Für sehr kleine Kinder eignen sich Schaukelpferde aus Holz gut – sie haben meistens keine verschluckbaren Kleinteile, und manche Modelle lassen sich mit einer Lehne oder einem Sitzgitter ausstatten. Das vermindert die Gefahr von Stürzen.
Schaukelgiraffen, Federwipptiere und automatische Schaukelrösser
Neben Schaukelpferden für die „Privathaltung“ findet sich heute auf fast jedem Spielplatz ein „Federwipptier“. Bei diesen modernen Schaukelpferden ist die Verletzungsgefahr deutlich höher als bei klassischen Modellen. Die Sprungfedern entwickeln in gebogenem Zustand eine hohe Spannung, und leichte Kinder können rasch „abgeworfen“ werden, wenn sie ihre Kraft falsch einschätzen.
Vor Einkaufszentren sieht man auch heute noch gelegentlich elektromechanische Schaukelpferde. Sie können nicht aus eigener Kraft geschaukelt werden, sondern werden automatisch angetrieben – sofern Geld eingeworfen wird.

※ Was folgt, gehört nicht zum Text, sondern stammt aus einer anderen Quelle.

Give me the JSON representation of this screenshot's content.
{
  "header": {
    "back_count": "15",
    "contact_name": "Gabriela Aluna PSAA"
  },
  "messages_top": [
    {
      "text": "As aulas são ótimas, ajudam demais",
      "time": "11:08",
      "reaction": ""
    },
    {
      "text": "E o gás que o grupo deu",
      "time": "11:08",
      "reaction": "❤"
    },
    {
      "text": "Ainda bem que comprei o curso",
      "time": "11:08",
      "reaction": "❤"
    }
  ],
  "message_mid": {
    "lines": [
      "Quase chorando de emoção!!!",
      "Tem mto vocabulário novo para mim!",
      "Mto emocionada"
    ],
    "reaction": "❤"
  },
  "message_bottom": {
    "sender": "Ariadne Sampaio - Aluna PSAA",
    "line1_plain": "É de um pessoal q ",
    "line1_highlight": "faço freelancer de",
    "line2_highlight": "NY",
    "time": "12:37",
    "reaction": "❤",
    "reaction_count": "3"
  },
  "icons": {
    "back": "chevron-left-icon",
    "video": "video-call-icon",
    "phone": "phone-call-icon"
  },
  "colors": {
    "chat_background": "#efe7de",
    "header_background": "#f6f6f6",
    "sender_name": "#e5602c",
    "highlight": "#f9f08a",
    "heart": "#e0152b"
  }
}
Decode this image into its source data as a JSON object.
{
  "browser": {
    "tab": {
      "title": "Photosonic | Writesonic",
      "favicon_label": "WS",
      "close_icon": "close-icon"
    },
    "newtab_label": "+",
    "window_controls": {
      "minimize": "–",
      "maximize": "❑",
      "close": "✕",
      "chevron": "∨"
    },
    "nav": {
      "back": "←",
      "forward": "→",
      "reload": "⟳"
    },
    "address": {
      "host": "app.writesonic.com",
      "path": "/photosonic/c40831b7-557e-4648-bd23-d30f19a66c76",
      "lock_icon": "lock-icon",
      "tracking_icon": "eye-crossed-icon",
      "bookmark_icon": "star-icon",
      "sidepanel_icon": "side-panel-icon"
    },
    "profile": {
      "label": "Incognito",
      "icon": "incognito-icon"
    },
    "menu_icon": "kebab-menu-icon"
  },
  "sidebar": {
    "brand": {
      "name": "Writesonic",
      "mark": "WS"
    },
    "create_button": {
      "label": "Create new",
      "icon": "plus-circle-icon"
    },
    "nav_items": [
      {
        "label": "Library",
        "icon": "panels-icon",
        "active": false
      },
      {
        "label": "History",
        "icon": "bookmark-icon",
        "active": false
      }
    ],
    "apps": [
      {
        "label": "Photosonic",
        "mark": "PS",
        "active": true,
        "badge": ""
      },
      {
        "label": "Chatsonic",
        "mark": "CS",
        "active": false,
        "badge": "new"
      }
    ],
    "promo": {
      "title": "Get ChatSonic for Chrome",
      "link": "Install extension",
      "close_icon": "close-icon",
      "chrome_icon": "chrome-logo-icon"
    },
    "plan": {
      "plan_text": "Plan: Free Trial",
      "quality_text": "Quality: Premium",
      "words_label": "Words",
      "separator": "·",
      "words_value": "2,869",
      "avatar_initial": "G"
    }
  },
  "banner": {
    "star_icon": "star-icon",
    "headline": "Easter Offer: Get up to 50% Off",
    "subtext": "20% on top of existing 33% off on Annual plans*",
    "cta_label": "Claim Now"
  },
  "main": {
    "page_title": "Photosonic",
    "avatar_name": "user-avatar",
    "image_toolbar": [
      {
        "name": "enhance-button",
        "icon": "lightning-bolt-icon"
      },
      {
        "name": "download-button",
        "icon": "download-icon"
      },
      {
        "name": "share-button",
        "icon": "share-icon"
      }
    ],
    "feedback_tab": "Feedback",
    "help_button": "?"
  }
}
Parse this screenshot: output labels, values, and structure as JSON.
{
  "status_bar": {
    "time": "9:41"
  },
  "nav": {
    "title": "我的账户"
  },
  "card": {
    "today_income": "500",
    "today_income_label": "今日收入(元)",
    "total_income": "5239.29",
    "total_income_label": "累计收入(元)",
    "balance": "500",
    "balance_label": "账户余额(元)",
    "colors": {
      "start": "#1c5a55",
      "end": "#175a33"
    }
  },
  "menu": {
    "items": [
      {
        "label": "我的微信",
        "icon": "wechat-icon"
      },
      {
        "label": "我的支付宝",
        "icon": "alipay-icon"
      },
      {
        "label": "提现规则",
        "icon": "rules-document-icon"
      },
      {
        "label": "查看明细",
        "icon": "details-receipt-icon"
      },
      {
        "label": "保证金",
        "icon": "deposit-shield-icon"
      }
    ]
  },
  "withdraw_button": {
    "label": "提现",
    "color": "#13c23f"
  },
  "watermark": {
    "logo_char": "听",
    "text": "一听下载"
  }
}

Schaukelpferde gibt es heute in vielen verschiedenen Ausführungen, und nicht immer nur als Pferd: Wer ein bisschen stöbert, findet auch schön gemachte Schaukelschafe, -giraffen oder -flusspferde. Egal für welche Art von Schaukeltier Sie sich entscheiden: Das Schaukeln fördert die motorische Entwicklung und den Gleichgewichtssinn. Zudem soll Schaukeln jeder Art einen positiven Einfluss auf die Vernetzung der beiden Gehirnhälften haben.
Das Schaukelpferd als Symbol für (unerfüllte) Wünsche
Schaukelpferde wurden übrigens schon im 17. Jahrhundert benutzt. Vorläufer waren Pferde auf Rädern, die als Nachziehspielzeug oder zum Aufsitzen benutzt wurden. Solche Holzpferde sollen schon im antiken Griechenland benutzt worden sein (vielleicht war das Trojanische Pferd einfach eine etwas größenwahnsinnig geratene Ausführung?).
In Deutschland verbreitete sich das Schaukelpferd ab der zweiten Hälfte des 19. Jahrhunderts. Vor allem in waldreichen Regionen wurde der Schaukelpferdbau zur Tradition – und Schaukelpferde wurden auch für ärmere Familien erschwinglich.
Weil frühe Schaukelpferde aus Papiermaschee und Metall sehr teuer waren, steht das Schaukelpferd bis heute symbolisch für (große) Wünsche – erfüllte, aber auch unerfüllte. Das mag ein Grund sein, warum sich das Schaukelpferdmotiv sowohl in Weihnachtsliedern wie auch als Christbaumschmuck findet.